Au vu des dangers  de la dollarisation au chapitre de la souveraineté nationale et au vu de  ses limites sur le plan économique,  les économistes et les décideurs de différents pays, dont la Chine et la Russie, ont entrepris ces derniers temps de dédollariser leur l’économie, le mot étant pris dans le sens de réduction de l’influence de toutes les monnaies fortes, notamment l’euro. En Haïti,  Le Nouvelliste sonnait  l’alarme le 5 décembre 2017 en publiant un article de l’économiste Junior Armel Bélizaire intitulé : « Se dirige-t-on vers une dédollarisation de l’économie haïtienne? » Cet article faisait écho à une circulaire du 11 août 2017 obligeant les banques  commerciales et les sociétés de cartes de crédit à régler exclusivement en gourdes toutes les opérations effectuées avec une carte de crédit émise en Haïti, quel que soit le lieu où elles ont été faites. On voit maintenant que la balle avait été lancée à ce moment-là, mais personne n’a vu venir le smash mortel.

Les défis à surmonter
C’est dans le contexte de la dédollarisation implicitement annoncée de l’économie qu’est survenue sans préavis la publication de l’Arrêté Jovenel Moïse. Instituer la circulation exclusive de la gourde implique au moins une dédollarisation partielle et progressive de l’économie, ce qui ne se fait pas du jour au lendemain. Pour donner une idée de l’ampleur du défi que constitue, à tous les niveaux de l’économie, l’abolition de la double circulation monétaire, il suffit de rappeler qu’au cours des dernières années, les agents économiques ont complètement perdu confiance dans la gourde et qu’ils ont converti en dollars la plus grande partie de leurs avoirs liquides haïtiens. Voyons ce qu’en dit sur le sujet, à la page 37, Le Rapport annuel 2015 de la Banque centrale :

« Au 30 septembre 2015, la structure de la dette publique externe par type de devises a fait ressortir un niveau de dollarisation relativement élevé. En effet, le portefeuille de dette externe est à 93,76 % exprimé en dollars tandis que les droits de tirage spéciaux (DTS) n’ont représenté que 6,24 %. »

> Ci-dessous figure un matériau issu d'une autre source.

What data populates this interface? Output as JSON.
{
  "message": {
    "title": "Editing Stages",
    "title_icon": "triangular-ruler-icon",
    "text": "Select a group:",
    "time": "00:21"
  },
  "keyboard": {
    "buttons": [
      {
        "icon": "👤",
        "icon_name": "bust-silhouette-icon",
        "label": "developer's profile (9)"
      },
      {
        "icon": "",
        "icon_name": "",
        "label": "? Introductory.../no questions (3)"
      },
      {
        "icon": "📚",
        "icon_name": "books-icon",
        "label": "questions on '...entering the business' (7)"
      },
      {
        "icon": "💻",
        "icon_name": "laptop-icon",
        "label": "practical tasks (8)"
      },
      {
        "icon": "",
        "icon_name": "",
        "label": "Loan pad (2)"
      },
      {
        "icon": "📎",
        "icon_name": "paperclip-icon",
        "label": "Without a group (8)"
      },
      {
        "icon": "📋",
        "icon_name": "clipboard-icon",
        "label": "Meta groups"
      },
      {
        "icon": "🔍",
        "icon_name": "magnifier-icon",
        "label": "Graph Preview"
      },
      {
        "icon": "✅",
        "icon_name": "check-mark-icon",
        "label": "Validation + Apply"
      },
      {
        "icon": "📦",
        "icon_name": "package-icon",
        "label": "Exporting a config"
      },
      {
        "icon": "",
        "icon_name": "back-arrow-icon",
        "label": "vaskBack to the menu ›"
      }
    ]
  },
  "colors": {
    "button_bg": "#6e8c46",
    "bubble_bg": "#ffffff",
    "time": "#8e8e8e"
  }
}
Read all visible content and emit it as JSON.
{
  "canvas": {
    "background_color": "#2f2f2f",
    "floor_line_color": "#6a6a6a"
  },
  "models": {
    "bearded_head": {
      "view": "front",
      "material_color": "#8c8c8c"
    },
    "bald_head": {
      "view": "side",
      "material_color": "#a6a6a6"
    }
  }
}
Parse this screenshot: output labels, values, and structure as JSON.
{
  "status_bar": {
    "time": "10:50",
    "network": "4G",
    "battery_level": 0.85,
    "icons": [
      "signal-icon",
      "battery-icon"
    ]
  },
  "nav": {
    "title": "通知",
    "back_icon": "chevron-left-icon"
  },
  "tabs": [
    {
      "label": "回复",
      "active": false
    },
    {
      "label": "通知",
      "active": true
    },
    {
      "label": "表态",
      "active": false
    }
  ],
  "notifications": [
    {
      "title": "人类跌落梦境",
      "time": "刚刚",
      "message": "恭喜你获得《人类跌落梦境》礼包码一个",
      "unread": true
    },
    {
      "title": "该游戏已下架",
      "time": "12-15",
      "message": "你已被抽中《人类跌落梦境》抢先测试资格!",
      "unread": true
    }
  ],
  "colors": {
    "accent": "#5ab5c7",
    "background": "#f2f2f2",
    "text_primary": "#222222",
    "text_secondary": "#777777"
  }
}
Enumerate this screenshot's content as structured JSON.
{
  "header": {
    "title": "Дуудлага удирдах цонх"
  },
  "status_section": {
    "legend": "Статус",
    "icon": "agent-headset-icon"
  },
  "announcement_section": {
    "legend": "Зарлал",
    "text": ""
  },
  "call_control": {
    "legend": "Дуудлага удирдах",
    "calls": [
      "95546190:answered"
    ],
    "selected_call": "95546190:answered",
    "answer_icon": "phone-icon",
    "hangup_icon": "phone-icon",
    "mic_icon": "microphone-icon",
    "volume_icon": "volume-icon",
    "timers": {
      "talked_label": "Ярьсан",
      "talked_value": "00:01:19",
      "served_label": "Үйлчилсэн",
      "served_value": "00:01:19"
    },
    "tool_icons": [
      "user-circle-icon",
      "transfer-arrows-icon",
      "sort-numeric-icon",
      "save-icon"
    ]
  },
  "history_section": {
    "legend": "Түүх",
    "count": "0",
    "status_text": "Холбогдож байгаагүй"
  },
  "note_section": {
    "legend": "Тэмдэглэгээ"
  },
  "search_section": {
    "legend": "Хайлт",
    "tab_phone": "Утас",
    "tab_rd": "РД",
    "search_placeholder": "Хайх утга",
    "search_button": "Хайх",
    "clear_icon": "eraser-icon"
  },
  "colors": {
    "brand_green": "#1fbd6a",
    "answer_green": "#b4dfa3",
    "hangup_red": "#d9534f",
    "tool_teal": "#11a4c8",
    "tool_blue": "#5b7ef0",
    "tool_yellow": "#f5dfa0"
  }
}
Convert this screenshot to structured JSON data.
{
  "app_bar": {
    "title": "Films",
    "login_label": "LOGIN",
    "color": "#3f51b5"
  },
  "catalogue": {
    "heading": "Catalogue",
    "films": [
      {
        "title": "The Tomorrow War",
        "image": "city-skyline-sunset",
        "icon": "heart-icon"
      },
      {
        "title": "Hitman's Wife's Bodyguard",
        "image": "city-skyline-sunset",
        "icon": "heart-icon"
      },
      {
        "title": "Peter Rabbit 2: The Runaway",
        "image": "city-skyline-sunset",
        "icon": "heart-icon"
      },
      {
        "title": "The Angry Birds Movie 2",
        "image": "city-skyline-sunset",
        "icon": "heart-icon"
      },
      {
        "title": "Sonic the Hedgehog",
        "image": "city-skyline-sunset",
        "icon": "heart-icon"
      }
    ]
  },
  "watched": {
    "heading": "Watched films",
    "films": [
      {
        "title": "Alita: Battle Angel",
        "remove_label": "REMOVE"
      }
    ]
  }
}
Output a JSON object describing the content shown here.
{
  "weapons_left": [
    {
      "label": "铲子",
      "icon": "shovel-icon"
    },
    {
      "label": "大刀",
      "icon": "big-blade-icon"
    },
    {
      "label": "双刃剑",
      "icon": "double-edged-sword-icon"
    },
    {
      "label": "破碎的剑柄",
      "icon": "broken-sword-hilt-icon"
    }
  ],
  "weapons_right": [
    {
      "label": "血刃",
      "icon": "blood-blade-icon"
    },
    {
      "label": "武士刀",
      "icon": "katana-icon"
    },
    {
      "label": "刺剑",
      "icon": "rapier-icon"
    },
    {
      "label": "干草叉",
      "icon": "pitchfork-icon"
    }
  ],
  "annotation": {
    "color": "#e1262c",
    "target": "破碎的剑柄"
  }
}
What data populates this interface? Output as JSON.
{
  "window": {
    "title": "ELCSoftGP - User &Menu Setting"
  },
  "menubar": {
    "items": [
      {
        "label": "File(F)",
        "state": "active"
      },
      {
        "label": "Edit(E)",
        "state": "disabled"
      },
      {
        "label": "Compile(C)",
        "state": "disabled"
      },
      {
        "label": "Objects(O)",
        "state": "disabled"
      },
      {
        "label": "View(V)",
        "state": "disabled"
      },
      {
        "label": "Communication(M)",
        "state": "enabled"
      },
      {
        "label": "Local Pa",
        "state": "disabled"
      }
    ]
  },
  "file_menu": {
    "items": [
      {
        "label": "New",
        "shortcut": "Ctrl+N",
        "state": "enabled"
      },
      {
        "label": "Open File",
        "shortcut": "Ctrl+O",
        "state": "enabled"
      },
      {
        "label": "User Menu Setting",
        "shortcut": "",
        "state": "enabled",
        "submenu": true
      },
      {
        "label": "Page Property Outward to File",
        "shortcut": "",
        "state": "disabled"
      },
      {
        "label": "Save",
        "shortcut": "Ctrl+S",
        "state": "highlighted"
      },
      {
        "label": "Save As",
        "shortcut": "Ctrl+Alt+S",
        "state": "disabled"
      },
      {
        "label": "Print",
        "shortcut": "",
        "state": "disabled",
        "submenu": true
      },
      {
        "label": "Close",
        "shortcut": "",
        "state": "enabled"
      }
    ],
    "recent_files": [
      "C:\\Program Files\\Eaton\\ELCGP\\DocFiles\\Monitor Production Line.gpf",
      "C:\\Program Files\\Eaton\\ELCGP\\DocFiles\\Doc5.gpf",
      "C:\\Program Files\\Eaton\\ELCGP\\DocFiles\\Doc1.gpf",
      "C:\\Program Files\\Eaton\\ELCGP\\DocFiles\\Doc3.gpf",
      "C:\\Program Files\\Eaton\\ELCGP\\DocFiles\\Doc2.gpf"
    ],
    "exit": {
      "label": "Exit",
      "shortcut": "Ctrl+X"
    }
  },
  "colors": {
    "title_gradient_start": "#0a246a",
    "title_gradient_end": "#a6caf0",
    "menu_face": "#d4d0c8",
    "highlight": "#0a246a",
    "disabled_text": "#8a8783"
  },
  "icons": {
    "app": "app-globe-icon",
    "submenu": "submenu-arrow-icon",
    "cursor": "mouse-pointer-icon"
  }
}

À la page 57, les auteurs du Rapport ajoutent :

« En hausse de 1,93 point de pourcentage, la part des dépôts en devises dans les dépôts totaux s’est établie à 59,28 %, en raison, d’une part, de la croissance plus soutenue (+17,8 %) des dépôts en devises converties que celle (+8,78 %) des dépôts en gourdes et, d’autre part, de l’appréciation substantielle (+14,46 %) du taux de change entre septembre 2014 et septembre 2015. »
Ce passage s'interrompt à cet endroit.